Bear may have kicked off the body count, but it by no means was an isolated situation. Earlier this year, several banks and brokers raised billions of dollars in an effort to shore up their balance sheets. Even though current investors were suffering massive dilution, the positive spin was that the capital was going to provide breathing room, and within a few months the financials would be forging ahead again.

Typical investors in these earlier rounds were sovereign funds, which are large capital pools owned and operated by foreign governments such as China and Dubai. Citigroup sent the venerable Robert Rubin overseas to help complete one such deal. Regardless, all the investments made in January are underwater today.

Within a few months, the big financial firms were at it again, raising billions and creating even larger dilution. Lehman Brothers was the headline stock this time. The investors who bought shares should have known better. Hank Greenburg, the former chairman of AIG, invested millions in Lehman at $28 a share. In the middle of June, right after he made the investment, Greenburg said he had his guys all over the company looking under every rock, and they came away convinced that $28 was the bottom. I guess there was one rock they didn’t see, as Lehman is now trading for $16 and may never see $28 again.

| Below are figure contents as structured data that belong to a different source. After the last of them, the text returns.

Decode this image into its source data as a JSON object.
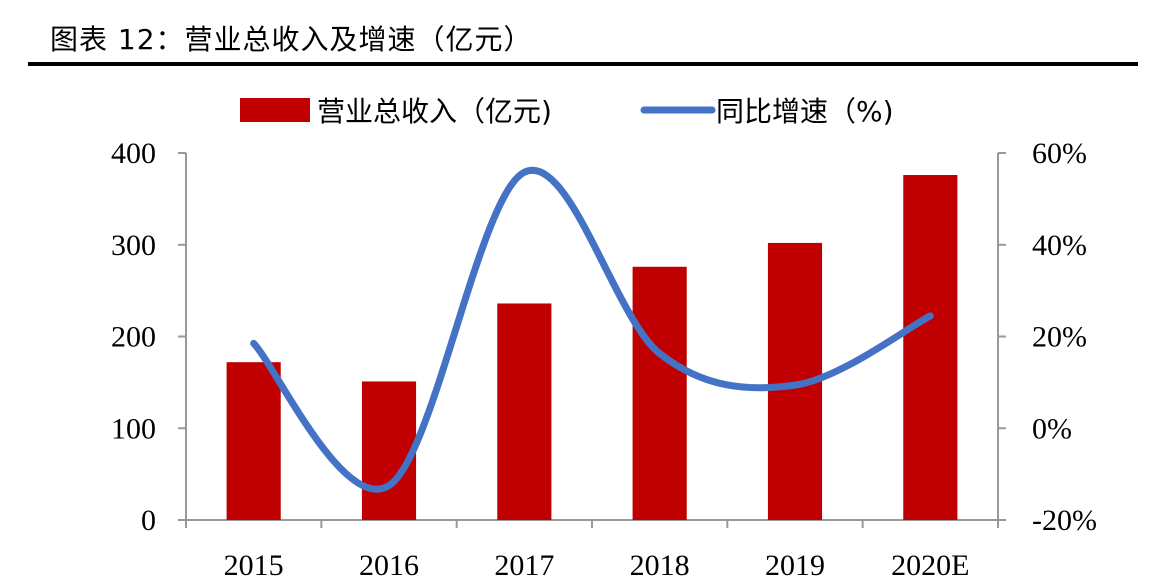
{
  "figure_title": "图表 12：营业总收入及增速（亿元）",
  "chart_data": {
    "type": "bar",
    "categories": [
      "2015",
      "2016",
      "2017",
      "2018",
      "2019",
      "2020E"
    ],
    "series": [
      {
        "name": "营业总收入（亿元)",
        "type": "bar",
        "axis": "left",
        "color": "#C00000",
        "values": [
          172,
          151,
          236,
          276,
          302,
          376
        ]
      },
      {
        "name": "同比增速（%)",
        "type": "line",
        "axis": "right",
        "color": "#4472C4",
        "values": [
          18.5,
          -12.5,
          55.8,
          16.3,
          9.4,
          24.5
        ]
      }
    ],
    "y_left": {
      "min": 0,
      "max": 400,
      "ticks": [
        "0",
        "100",
        "200",
        "300",
        "400"
      ]
    },
    "y_right": {
      "min": -20,
      "max": 60,
      "ticks": [
        "-20%",
        "0%",
        "20%",
        "40%",
        "60%"
      ]
    },
    "legend": {
      "position": "top"
    },
    "grid": false
  }
}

The pattern continues. Merrill Lynch just raised more than $8 billion (most of it coming from Singapore’s sovereign fund) and also sold more than $6 billion of collateralized debt obligations. These were unloaded for 22 cents on the dollar, compared with what Merrill claimed they were worth only three months ago. And if that wasn’t bad enough, Merrill is providing 75 percent of the financing for the deal! In essence, the company has removed only 25 percent of the potential problem.

The upshot of this is that while companies may survive, investors may have either large losses or a much longer time frame before they make money. It is common for bubbles to correct around 75 percent before they bottom. The Dow Jones industrial average fell 76 percent by the time it bottomed in 1932. The nifty 50 stocks of the early 1970s fell 71 percent by late 1974.

The famous tech bubble of the late 1990s corrected 76 percent. If financials follow form, and I believe they will, there is a long way down before they hit bottom.

At the July 15 low, they were down 55 percent from the all-time high they set last May. They have experienced a rebound since, which could leave them vulnerable to an additional 45 percent decline from current levels.

On a different note: My concern about financial stocks is obvious, but I do not have more knowledge than anyone else about the survivability of any one institution. I offer my public apology to all employees and customers of Fifth Third Bank for implying otherwise on a recent appearance on WXIN-TV Channel 59.